Kam’s Roast makes your roasted meat dreams come true
Kam’s Roast, the Michelin-star restaurant from Hong Kong, will open in Manila on May 15 to make true the Filipino diner’s roasted meat dreams.
At Wan Chai district in Hong Kong, it’s usual to see people lining up to eat at Kam’s Roast Goose, the humble restaurant which earned a consistent following for its succulent goose. Aside from snagging a Michelin star, the goose is said to be so good that American chef Anthony Bourdain dropped by while he was in Hong Kong.

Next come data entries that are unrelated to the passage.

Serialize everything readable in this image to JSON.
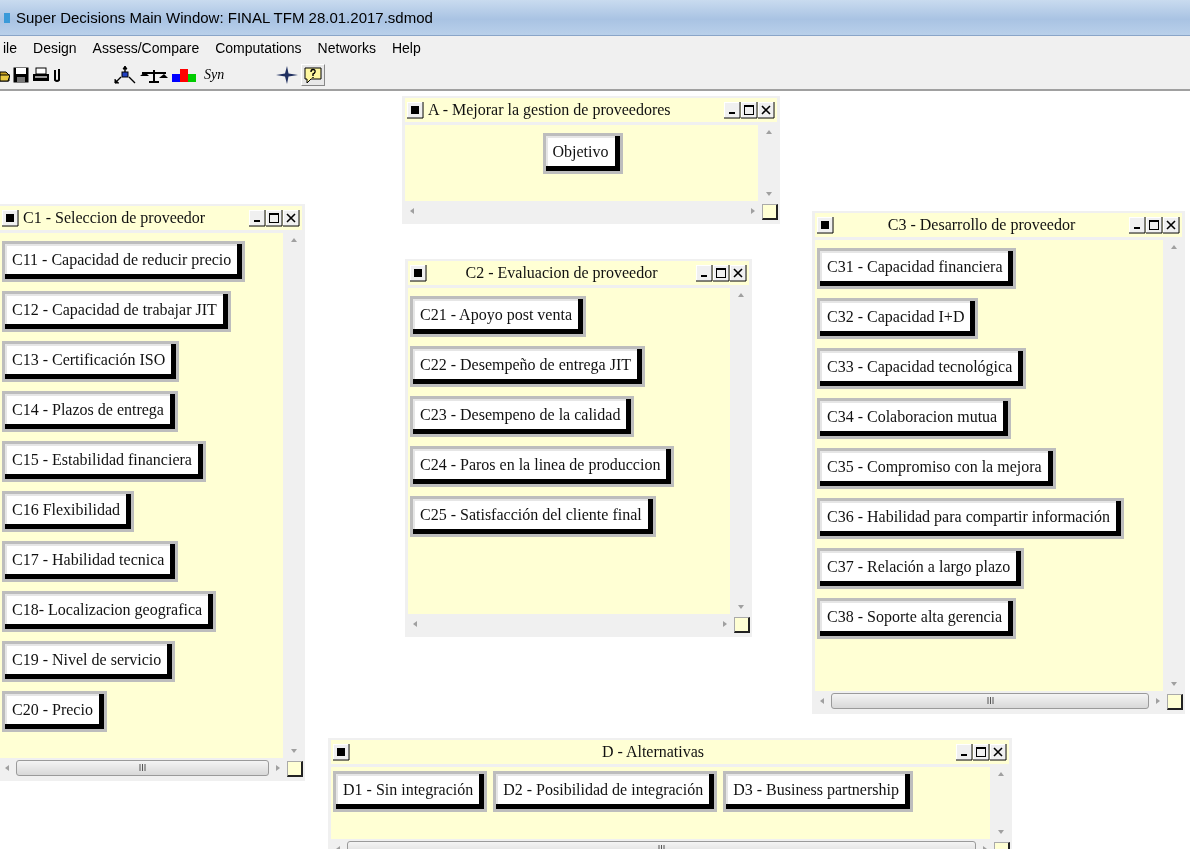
{
  "window": {
    "title": "Super Decisions Main Window: FINAL TFM 28.01.2017.sdmod"
  },
  "menu": [
    {
      "label": "ile"
    },
    {
      "label": "Design"
    },
    {
      "label": "Assess/Compare"
    },
    {
      "label": "Computations"
    },
    {
      "label": "Networks"
    },
    {
      "label": "Help"
    }
  ],
  "toolbar": {
    "text_button": "Syn"
  },
  "clusters": [
    {
      "title": "A - Mejorar la gestion de proveedores",
      "nodes": [
        "Objetivo"
      ]
    },
    {
      "title": "C1 - Seleccion de proveedor",
      "nodes": [
        "C11 - Capacidad de reducir precio",
        "C12 - Capacidad de trabajar JIT",
        "C13 - Certificación ISO",
        "C14 - Plazos de entrega",
        "C15 - Estabilidad financiera",
        "C16 Flexibilidad",
        "C17 - Habilidad tecnica",
        "C18- Localizacion geografica",
        "C19 - Nivel de servicio",
        "C20 - Precio"
      ]
    },
    {
      "title": "C2 - Evaluacion de proveedor",
      "nodes": [
        "C21 - Apoyo post venta",
        "C22 - Desempeño de entrega JIT",
        "C23 - Desempeno de la calidad",
        "C24 - Paros en la linea de produccion",
        "C25 - Satisfacción del cliente final"
      ]
    },
    {
      "title": "C3 - Desarrollo de proveedor",
      "nodes": [
        "C31 - Capacidad financiera",
        "C32 - Capacidad I+D",
        "C33 - Capacidad tecnológica",
        "C34 - Colaboracion mutua",
        "C35 - Compromiso con la mejora",
        "C36 - Habilidad para compartir información",
        "C37 - Relación a largo plazo",
        "C38 - Soporte alta gerencia"
      ]
    },
    {
      "title": "D - Alternativas",
      "nodes": [
        "D1 - Sin integración",
        "D2 - Posibilidad de integración",
        "D3 - Business partnership"
      ]
    }
  ]
}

Created in 1942, the winning recipe has been handed down to families by the patriarch Kam Shui Fai. At present, his grandson Hardy Kam oversees the operations of the original Cantonese restaurant in Hong Kong, and the expansion branches in Singapore, and now Manila, which are simply called Kam’s Roast.

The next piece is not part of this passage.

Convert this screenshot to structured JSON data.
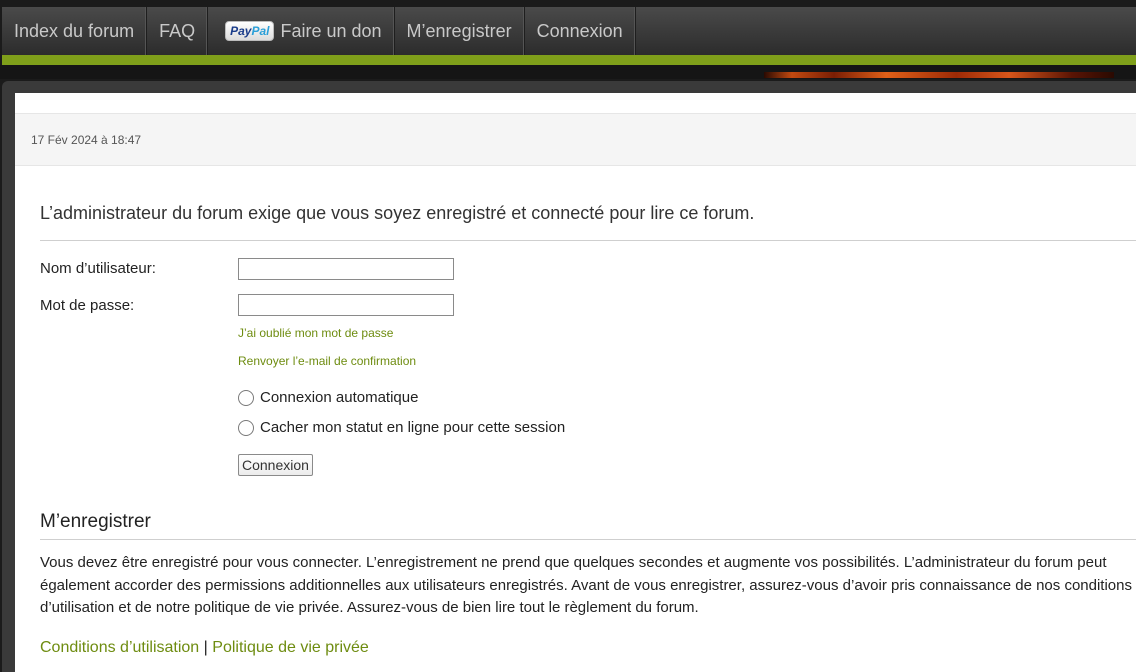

The “Goose” was dropped because the fowl cannot be imported from China for safety reasons. The solution is to use bigger duck instead of goose, and to slow cook the meat for two days using the same traditional technique.
Super got to dine at Kam’s Roast at Mega Fashion Hall before the official opening, and it was a meat fest.
An enticing glass panel showcasing a hanging parade of whole duck and golden chicken, strips of barbecued pork belly, and a seductive slab of crispy fried pork greeted us before entering the restaurant—which is the fanciest Kam’s to date. It’s the difference between coach and first class: same flight, but the other has more space and better seats.
There’s even an adjoining private function room complete with two lazy Susans.
After a starter of marinated cucumber and sliced tofu, we finally got dibs on the much anticipated meat dishes.
Kam’s signature roast duck was nice and fatty, with tender meat and semi-salty skin. The duck was sourced from Davao; it’s good, but the yummy soya chicken got wiped out faster.
We love the crispy roast pork à la lechon Macau served with mustard sauce, and the two types of char siu. The basic char siu is sliced pork barbecue with hints of hoisin and five-spice powder. The projected favorite Toro Char Siu is extra sweet prime pork belly with charred fat and skin.
Diners can pair the roasts with plain rice or thin braised noodles topped with shrimp roe. Warm pork-and-shrimp wonton soup was served on the side, along with a plate of token-veggie poached bokchoy.
The local Kam’s Roast menu is short but very meaty, and would include rice toppings sold at a starting price of P200, Eric Dee said. He is the COO of Foodee Global Concepts, the company that brought the roast brand to Manila (plus Tim Ho Wan from Hong Kong, Tsuta Japanese Soba Noodle from Tokyo).
“Paying for the price of the roasts in Singapore and Hong Kong would be an everyday thing. In Manila, such pricing would be on the premium side, so people would expect more elegance and better service.”
(We noticed that Kam’s Manila serves food on proper dinnerware, while the HK restaurant makes use of plastic.)
Other food items we’re looking forward to: flavorful suckling pig, duck leg noodle, cured goose liver sausages and jellyfish with sesame oil to enjoy all these meats with.
Kam’s Roast opens May 15 at 3/F, Mega Fashion Hall, SM Megamall, Mandaluyong City.